During my beginning PhD-research I have encountered the following question/problem:
- Let $X$ be a boolean space. Is it possible to reconstruct the space $X$ from its boolean algebra of clopen sets, $Cl(X)$ (viewed as a boolean algebra)?
By a boolean space I mean a (non-empty) zero-dimensional locally compact Hausdorff space, or equivalently, a Hausdorff space with a basis consisting of compact open sets. The particular spaces I am studying are second countable and have no isolated points as well -- in case it makes a difference.
The set of clopen subsets of $X$, $Cl(X)$, forms a boolean algebra under the usual set-operations of union, intersection and complement. It is generally not a complete boolean algebra.
In the case that $X$ is in fact compact (i.e. a Stone space) the answer is of course yes, this being the classical Stone duality. In the locally compact case however, it seems to me like the answer in general is no, based on the references below, as these seem to require the boolean algebra of compact open sets instead. And it is not possible to "detect" compactness of an element $A \in Cl(X)$, as one only has finite unions/joins in this boolean algebra.
- Dimov – Some Generalizations of the Stone Duality Theorem (http://rmi.tsu.ge/tolo2/presentations/Dimov.pdf)
- Doctor – The Categories of Boolean Lattices, Boolean Rings and Boolean Spaces (https://cms.math.ca/openaccess/cmb/v7/cmb1964v07.0245-0252.pdf)
Not in general: two non-isomorphic boolean spaces can have isomorphic algebras of clopen sets. Indeed, let $X$ be any boolean space that is not compact, and let $B=Cl(X)$. Then the Stone space $Y$ of $B$ is a boolean space with $Cl(Y)\cong Cl(X)$, but $Y$ is not homeomorphic to $X$ since $Y$ is compact and $X$ is not.
However, if you restrict to second-countable spaces, then $X$ can be reconstructed from $Cl(X)$. Indeed, the compact open sets can be identified as those elements $b\in Cl(X)$ such that $\{c\in Cl(X):c\leq b\}$ is countable. From there, the locally compact version of Stone duality can be used to reconstruct $X$.
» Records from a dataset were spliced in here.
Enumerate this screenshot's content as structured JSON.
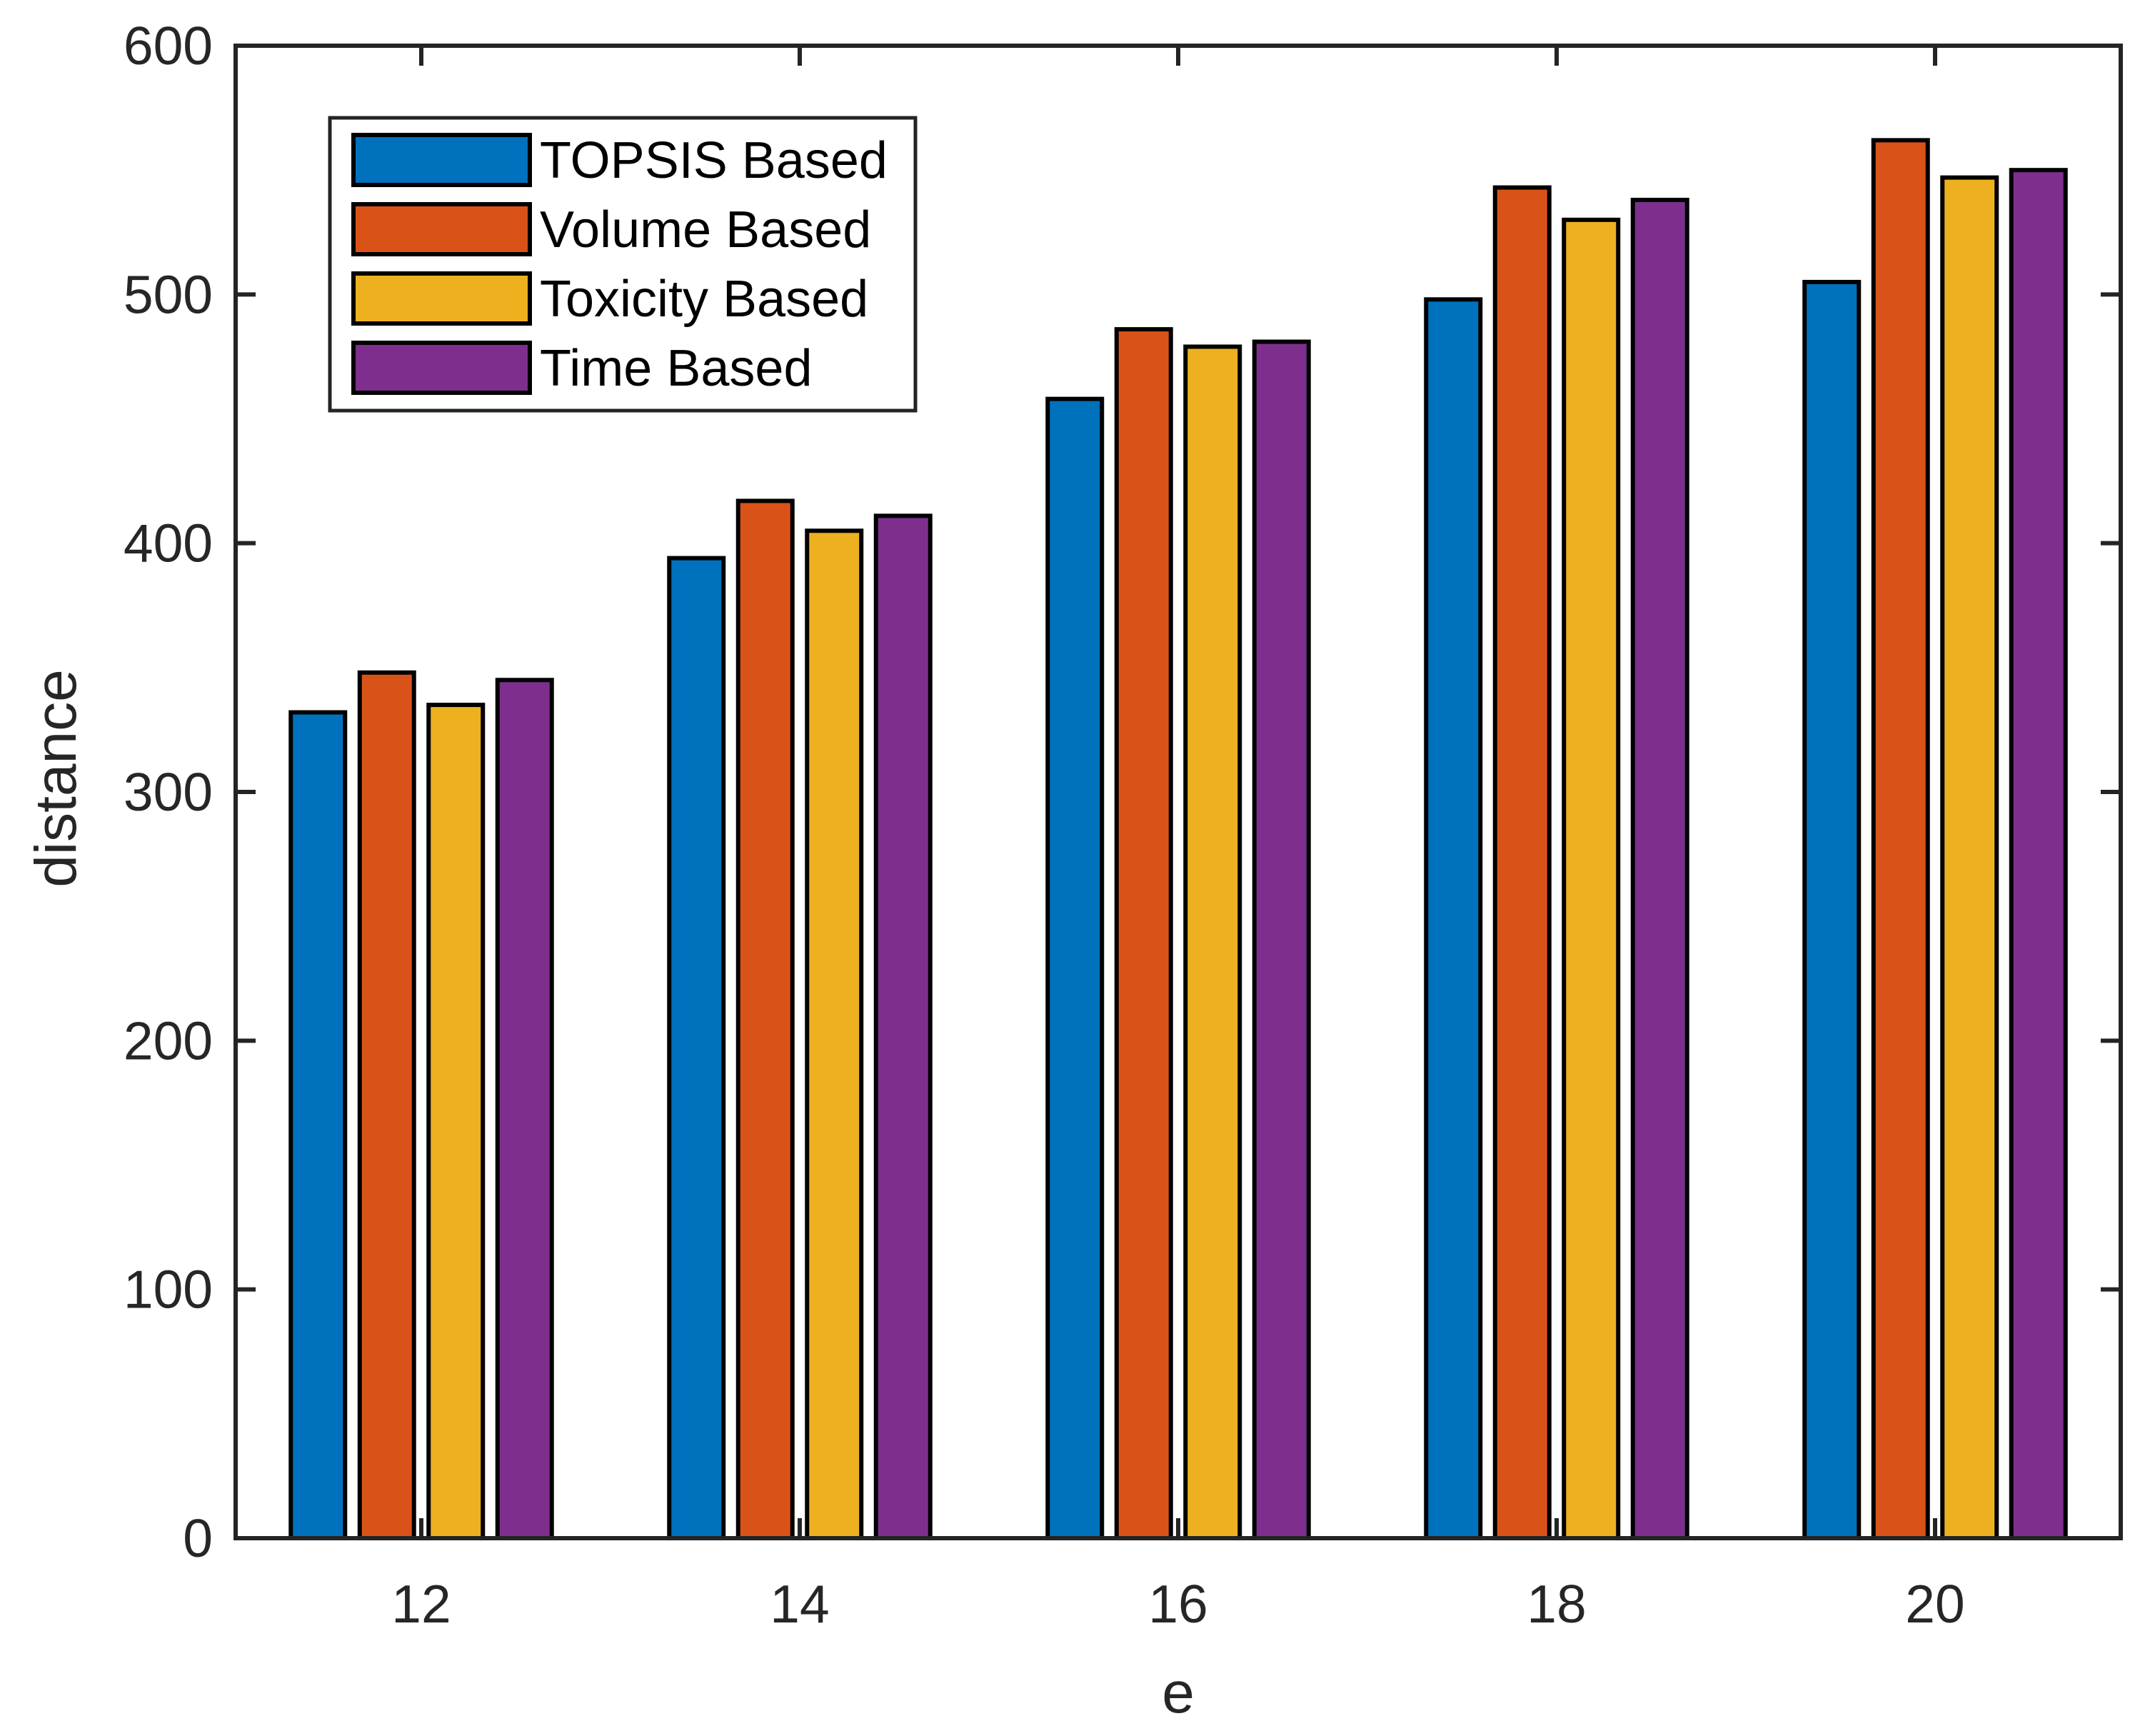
{
  "figure": {
    "background_color": "#ffffff",
    "frame_color": "#242424",
    "bar_edge_color": "#000000",
    "legend_border_color": "#242424",
    "legend_background": "#ffffff"
  },
  "chart_data": {
    "type": "bar",
    "title": "",
    "xlabel": "e",
    "ylabel": "distance",
    "categories": [
      12,
      14,
      16,
      18,
      20
    ],
    "series": [
      {
        "name": "TOPSIS Based",
        "color": "#0072BD",
        "values": [
          332,
          394,
          458,
          498,
          505
        ]
      },
      {
        "name": "Volume Based",
        "color": "#D95319",
        "values": [
          348,
          417,
          486,
          543,
          562
        ]
      },
      {
        "name": "Toxicity Based",
        "color": "#EDB120",
        "values": [
          335,
          405,
          479,
          530,
          547
        ]
      },
      {
        "name": "Time Based",
        "color": "#7E2F8E",
        "values": [
          345,
          411,
          481,
          538,
          550
        ]
      }
    ],
    "ylim": [
      0,
      600
    ],
    "y_ticks": [
      0,
      100,
      200,
      300,
      400,
      500,
      600
    ],
    "grid": false,
    "legend_position": "top-left",
    "legend_entries": [
      "TOPSIS Based",
      "Volume Based",
      "Toxicity Based",
      "Time Based"
    ]
  }
}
To prove this characterization of the compact open sets, note that $\{c\in Cl(X):c\leq b\}$ is just the clopen algebra $Cl(b)$, considering $b$ as a subspace of $X$. So replacing $X$ with $b$, it suffices to show that if $X$ is a second-countable boolean space, then $X$ is compact iff $Cl(X)$ is countable. To prove this, choose a countable basis $(B_n)_{n\in\mathbb{N}}$ for $X$ consisting of compact open sets. If $X$ is compact, every clopen set is a finite union of basis elements (by compactness), and so $Cl(X)$ is countable. If $X$ is not compact, then for each $k\in\mathbb{N}$, $C_k=\bigcup_{n<k}B_n$ is compact and thus a proper subset of $X$. By induction, we can choose a sequence of disjoint nonempty compact open subsets $D_k\subset X\setminus C_k$ for each $k$. Then for every $A\subseteq\mathbb{N}$, $\bigcup_{k\in A} D_k$ is clopen, giving uncountably many distinct elements of $Cl(X)$. (The assumption that $D_k\subset X\setminus C_k$ guarantees that $\bigcup_{k\in A}D_k$ is closed, since its intersection with each $C_k$ is just a finite union and thus closed, and the $C_k$ are an open cover of $X$.)
(Alternatively, using the additional assumption that $X$ has no isolated points, you can just cite the classification in Henno Brandsma's answer, and so you just have to check that $Cl(C)$ is countable and $Cl(C\setminus\{0\})$ is uncountable.)